Meredith slid to the floor and understood that her mistake wasn’t in threatening to leave Freddy. Her mistake was in not leaving.
Connie drove to the town pier alone, thinking that she had another fifteen minutes of peace before her summer detonated. When she’d told Dan what she’d done—or, more accurately,
not
done—he’d said,
Don’t worry about it. With what we’ve been through, it can’t be a big deal, can it?
But he might only have been saying that to make Connie feel better.
Town pier, eleven o’clock in the morning on a stunning summer day. The pier was crawling with families carrying coolers and fishing poles and clam rakes, clambering aboard motor boats to putter out to Coatue and Great Point. Connie was astonished how relaxed and happy these people seemed. Connie was sick with anxiety. Sick! She had followed her gut, and now she had to hope for the best.

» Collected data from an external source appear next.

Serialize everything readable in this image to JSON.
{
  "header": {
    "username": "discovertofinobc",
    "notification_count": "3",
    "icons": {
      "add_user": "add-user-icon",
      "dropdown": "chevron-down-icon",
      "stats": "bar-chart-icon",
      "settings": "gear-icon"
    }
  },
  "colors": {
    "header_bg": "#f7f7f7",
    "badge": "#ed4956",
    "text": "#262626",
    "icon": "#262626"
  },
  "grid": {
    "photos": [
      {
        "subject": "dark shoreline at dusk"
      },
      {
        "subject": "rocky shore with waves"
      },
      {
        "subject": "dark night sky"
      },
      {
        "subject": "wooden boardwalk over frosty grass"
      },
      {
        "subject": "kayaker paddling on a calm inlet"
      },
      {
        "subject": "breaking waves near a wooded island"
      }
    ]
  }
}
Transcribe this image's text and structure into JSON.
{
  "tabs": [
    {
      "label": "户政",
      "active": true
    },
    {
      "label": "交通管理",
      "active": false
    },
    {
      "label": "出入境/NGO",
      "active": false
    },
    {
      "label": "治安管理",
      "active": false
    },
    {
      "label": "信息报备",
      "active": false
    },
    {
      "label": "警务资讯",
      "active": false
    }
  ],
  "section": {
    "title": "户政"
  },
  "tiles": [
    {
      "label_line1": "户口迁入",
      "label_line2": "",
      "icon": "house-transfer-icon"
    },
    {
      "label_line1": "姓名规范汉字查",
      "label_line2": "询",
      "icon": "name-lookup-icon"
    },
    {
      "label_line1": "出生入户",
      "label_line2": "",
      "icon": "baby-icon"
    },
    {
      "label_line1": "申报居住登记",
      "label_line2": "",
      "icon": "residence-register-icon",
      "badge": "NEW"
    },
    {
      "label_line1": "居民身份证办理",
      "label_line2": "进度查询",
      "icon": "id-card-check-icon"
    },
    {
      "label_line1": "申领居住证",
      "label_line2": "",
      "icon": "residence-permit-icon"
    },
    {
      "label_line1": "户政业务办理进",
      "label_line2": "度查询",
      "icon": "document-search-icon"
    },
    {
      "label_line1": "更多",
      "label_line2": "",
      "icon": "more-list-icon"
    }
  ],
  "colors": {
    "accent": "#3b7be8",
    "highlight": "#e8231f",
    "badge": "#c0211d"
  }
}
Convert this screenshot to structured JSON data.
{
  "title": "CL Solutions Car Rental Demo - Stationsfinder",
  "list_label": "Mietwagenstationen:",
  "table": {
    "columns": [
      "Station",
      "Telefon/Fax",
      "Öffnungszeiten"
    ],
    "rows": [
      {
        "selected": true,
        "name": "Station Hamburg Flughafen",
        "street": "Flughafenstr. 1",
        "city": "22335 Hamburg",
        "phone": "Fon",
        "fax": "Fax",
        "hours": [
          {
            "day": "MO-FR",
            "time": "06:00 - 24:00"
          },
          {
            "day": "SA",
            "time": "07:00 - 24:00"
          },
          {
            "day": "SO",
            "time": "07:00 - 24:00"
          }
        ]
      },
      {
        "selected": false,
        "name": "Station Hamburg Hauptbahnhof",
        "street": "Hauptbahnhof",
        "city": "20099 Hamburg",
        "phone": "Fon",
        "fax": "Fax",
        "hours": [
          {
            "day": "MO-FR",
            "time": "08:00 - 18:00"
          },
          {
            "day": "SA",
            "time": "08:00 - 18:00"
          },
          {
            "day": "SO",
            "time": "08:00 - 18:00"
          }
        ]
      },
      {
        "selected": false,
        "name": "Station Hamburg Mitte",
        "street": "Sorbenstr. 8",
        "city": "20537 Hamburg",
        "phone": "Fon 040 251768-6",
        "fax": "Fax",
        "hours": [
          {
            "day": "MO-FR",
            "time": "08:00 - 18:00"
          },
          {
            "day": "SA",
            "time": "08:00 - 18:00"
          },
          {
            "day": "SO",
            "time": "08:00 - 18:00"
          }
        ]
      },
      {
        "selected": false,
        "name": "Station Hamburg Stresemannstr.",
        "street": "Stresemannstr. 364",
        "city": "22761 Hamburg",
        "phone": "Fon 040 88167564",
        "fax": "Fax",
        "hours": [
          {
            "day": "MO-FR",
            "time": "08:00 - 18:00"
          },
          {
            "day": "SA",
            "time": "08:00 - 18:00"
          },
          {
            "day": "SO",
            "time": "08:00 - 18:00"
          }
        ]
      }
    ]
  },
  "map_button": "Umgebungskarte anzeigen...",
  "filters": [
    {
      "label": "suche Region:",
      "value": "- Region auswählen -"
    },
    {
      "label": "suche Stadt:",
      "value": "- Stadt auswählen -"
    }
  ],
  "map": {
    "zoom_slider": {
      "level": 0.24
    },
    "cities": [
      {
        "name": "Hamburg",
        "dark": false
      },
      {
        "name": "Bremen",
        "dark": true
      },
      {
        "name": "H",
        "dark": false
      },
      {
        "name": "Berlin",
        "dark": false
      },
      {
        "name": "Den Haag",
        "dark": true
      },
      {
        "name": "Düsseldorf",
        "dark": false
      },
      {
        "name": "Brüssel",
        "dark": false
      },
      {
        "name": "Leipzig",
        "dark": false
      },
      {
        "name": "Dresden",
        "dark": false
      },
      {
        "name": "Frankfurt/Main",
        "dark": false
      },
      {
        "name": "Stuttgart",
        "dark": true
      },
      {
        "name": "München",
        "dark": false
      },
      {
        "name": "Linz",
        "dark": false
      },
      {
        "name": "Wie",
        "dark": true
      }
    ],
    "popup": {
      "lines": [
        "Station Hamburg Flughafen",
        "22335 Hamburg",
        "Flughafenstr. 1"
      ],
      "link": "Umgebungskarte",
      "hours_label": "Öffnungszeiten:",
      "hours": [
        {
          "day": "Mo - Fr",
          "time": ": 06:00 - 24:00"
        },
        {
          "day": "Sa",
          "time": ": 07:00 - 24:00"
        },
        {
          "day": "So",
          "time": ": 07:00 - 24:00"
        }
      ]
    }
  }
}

Eleven o’clock, he’d said. But she didn’t see him anywhere. Typical. It was Veronica’s gene passed down:
Late for my own funeral.
Connie walked the dock, checking out this boat and that boat, looking but not seeing, her heart thundering, her stomach sour like she’d eaten a dozen lemons for breakfast. Then she saw him, the square shoulders, the bowlegged lope. Unmistakable. The sun was a bright halo around his head.
Toby!
He was wearing a green polo shirt, a pair of khaki shorts, deck shoes without socks (did Toby even
own
socks?), aviator sunglasses. He was tan. (Toby and Connie were alike in many ways, but Connie freckled while Toby was now, and always had been, a bronze god.) He still had a full head of sandy hair, and his weight seemed stable. In the past, Connie had seen him both gaunt and underfed, and bloated and heavy. He whooped and gave her a big hug, lifting her right off the dock, and Connie was reminded that, when sober, he was just like a Saint Bernard puppy, all boundless love and enthusiasm. He had been sober now for nearly two years—or so he claimed.